変化が現れたのは戦いが始まって一日が過ぎた頃だった。
宿場町方面を受け持つ探検者たちがまず最初に気づく。
「なんだ、こいつら」
ボロくても戦闘用の服装や鎧をまとっていた魔物の中に、いつの間にか破けた汚い服をまとう連中が混じっていた。
「おんな……なのか」
骨格からは判断できないが、骨鬼を中心にスカートらしきものを着ている敵。
もともと服装に統一感はなかったが、それが一層に濃くなった。
得物も剣や槍などの武器から、鍬・草刈り鎌・鋤といった農具に変化していく。
思いもしない事態に動揺しながらも、敵は待ってくれず。
〖感情の紋章〗は召喚者の気力に左右されやすい。
オークが〖土狼〗の防衛線を突破し、その後に小型や中型が続く。
しかし〖岩柱〗に近づくほど精神圧迫への影響が増し、骨鬼の勢いは徐々に弱まり、肉鬼と小鬼だけが前にでる。
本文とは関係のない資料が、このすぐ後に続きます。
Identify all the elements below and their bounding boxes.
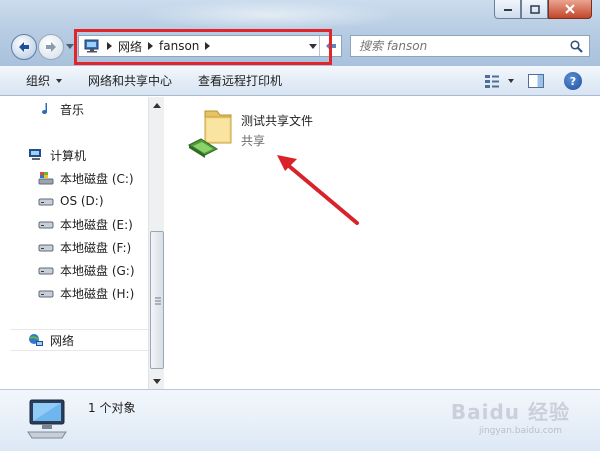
minimize-icon xyxy=(503,9,512,11)
network-icon xyxy=(84,39,99,53)
breadcrumb-separator[interactable] xyxy=(148,42,154,50)
preview-pane-icon[interactable] xyxy=(528,74,544,88)
change-view-icon[interactable] xyxy=(484,74,500,88)
help-icon[interactable]: ? xyxy=(564,72,582,90)
maximize-button[interactable] xyxy=(521,0,548,19)
window-controls xyxy=(494,0,592,19)
title-glass-reflection xyxy=(140,0,400,30)
sidebar-item-label: OS (D:) xyxy=(60,194,104,208)
sidebar-item-label: 本地磁盘 (G:) xyxy=(60,263,135,278)
organize-menu[interactable]: 组织 xyxy=(26,72,63,89)
search-icon[interactable] xyxy=(570,40,583,53)
drive-icon xyxy=(38,198,54,206)
address-bar[interactable]: 网络 fanson xyxy=(78,35,342,57)
maximize-icon xyxy=(529,4,540,14)
sidebar-item-label: 网络 xyxy=(50,333,75,348)
drive-icon xyxy=(38,221,54,229)
sidebar-item-computer[interactable]: 计算机 xyxy=(28,145,86,165)
shared-folder-type: 共享 xyxy=(241,134,266,148)
item-count: 1 个对象 xyxy=(88,401,136,415)
navigation-scrollbar[interactable] xyxy=(148,97,164,389)
sidebar-item-drive-g[interactable]: 本地磁盘 (G:) xyxy=(38,260,135,280)
music-note-icon xyxy=(42,103,48,115)
sidebar-item-drive-d[interactable]: OS (D:) xyxy=(38,191,104,211)
watermark-logo: Baidu 经验 xyxy=(450,400,570,424)
scroll-down-button[interactable] xyxy=(149,373,165,389)
search-box[interactable] xyxy=(350,35,590,57)
sidebar-item-label: 本地磁盘 (H:) xyxy=(60,286,135,301)
organize-label: 组织 xyxy=(26,74,51,88)
sidebar-item-label: 本地磁盘 (E:) xyxy=(60,217,133,232)
back-button[interactable] xyxy=(11,34,37,60)
computer-icon xyxy=(27,399,67,439)
view-options-dropdown[interactable] xyxy=(508,79,514,83)
breadcrumb-separator[interactable] xyxy=(205,42,211,50)
drive-icon xyxy=(38,267,54,275)
scroll-thumb[interactable] xyxy=(150,231,164,369)
computer-icon xyxy=(29,149,41,160)
view-remote-printers-button[interactable]: 查看远程打印机 xyxy=(198,72,282,89)
back-arrow-icon xyxy=(19,42,29,52)
breadcrumb-fanson[interactable]: fanson xyxy=(159,39,199,53)
refresh-button[interactable] xyxy=(319,36,341,56)
chevron-up-icon xyxy=(153,102,161,108)
sidebar-item-drive-e[interactable]: 本地磁盘 (E:) xyxy=(38,214,133,234)
forward-button[interactable] xyxy=(38,34,64,60)
drive-icon xyxy=(38,290,54,298)
search-input[interactable] xyxy=(359,39,559,53)
shared-folder-icon xyxy=(187,110,232,158)
minimize-button[interactable] xyxy=(494,0,521,19)
sidebar-item-label: 计算机 xyxy=(50,148,87,163)
sidebar-item-label: 本地磁盘 (F:) xyxy=(60,240,132,255)
content-area: 测试共享文件 共享 xyxy=(165,97,600,389)
sidebar-item-music[interactable]: 音乐 xyxy=(38,99,84,119)
details-pane: 1 个对象 Baidu 经验 jingyan.baidu.com xyxy=(0,389,600,451)
sidebar-item-label: 音乐 xyxy=(60,102,85,117)
forward-arrow-icon xyxy=(46,42,56,52)
command-bar: 组织 网络和共享中心 查看远程打印机 ? xyxy=(0,66,600,96)
view-remote-printers-label: 查看远程打印机 xyxy=(198,74,283,88)
network-sharing-center-button[interactable]: 网络和共享中心 xyxy=(88,72,172,89)
sidebar-item-drive-f[interactable]: 本地磁盘 (F:) xyxy=(38,237,131,257)
network-icon xyxy=(29,334,43,346)
sidebar-item-label: 本地磁盘 (C:) xyxy=(60,171,134,186)
address-history-dropdown[interactable] xyxy=(309,44,317,49)
drive-icon xyxy=(38,244,54,252)
scroll-up-button[interactable] xyxy=(149,97,165,113)
close-button[interactable] xyxy=(548,0,592,19)
watermark-url: jingyan.baidu.com xyxy=(478,426,562,436)
chevron-down-icon xyxy=(153,378,161,384)
sidebar-item-drive-h[interactable]: 本地磁盘 (H:) xyxy=(38,283,134,303)
toolbar-right-group: ? xyxy=(484,72,582,90)
sidebar-item-network[interactable]: 网络 xyxy=(28,330,74,350)
breadcrumb-network[interactable]: 网络 xyxy=(118,38,142,55)
red-arrow-annotation xyxy=(277,155,359,225)
refresh-icon xyxy=(325,42,336,50)
grip-icon xyxy=(155,297,161,305)
navigation-pane: 音乐 计算机 本地磁盘 (C:) OS (D:) 本地磁盘 (E:) 本地磁盘 … xyxy=(10,97,148,389)
sidebar-item-drive-c[interactable]: 本地磁盘 (C:) xyxy=(38,168,134,188)
network-sharing-center-label: 网络和共享中心 xyxy=(88,74,173,88)
shared-folder-name: 测试共享文件 xyxy=(241,114,314,128)
system-drive-icon xyxy=(38,172,54,185)
chevron-down-icon xyxy=(56,78,63,83)
recent-pages-dropdown[interactable] xyxy=(66,44,74,49)
title-bar: 网络 fanson xyxy=(0,0,600,66)
close-icon xyxy=(565,4,575,14)
breadcrumb-separator[interactable] xyxy=(107,42,112,50)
風槍の使い手は〖風伸突〗を放ちながら前進。敵と接触の寸前に槍へ渦状の風をまとわせ、一気に十数体を巻き上げる。
〖螺旋風突〗 槍を突き上げることで前方に竜巻が発生。対象の重さも関係するが、範囲を狭めれば大型でもある程度は浮かせることが可能。敵味方の判別もできる。クールタイムあり。
小型は落下時の衝撃で倒れ、大型も姿勢を崩された。
風槍の加護者は〖風刃連斬〗が使えない代わりに、この神技を得る。
同組の味方が肉鬼と小鬼を殺す。
残るは中型のみ。ゴブリンとオークが倒れたことで、骨鬼は完全に動きを止め、後ろを振り返る。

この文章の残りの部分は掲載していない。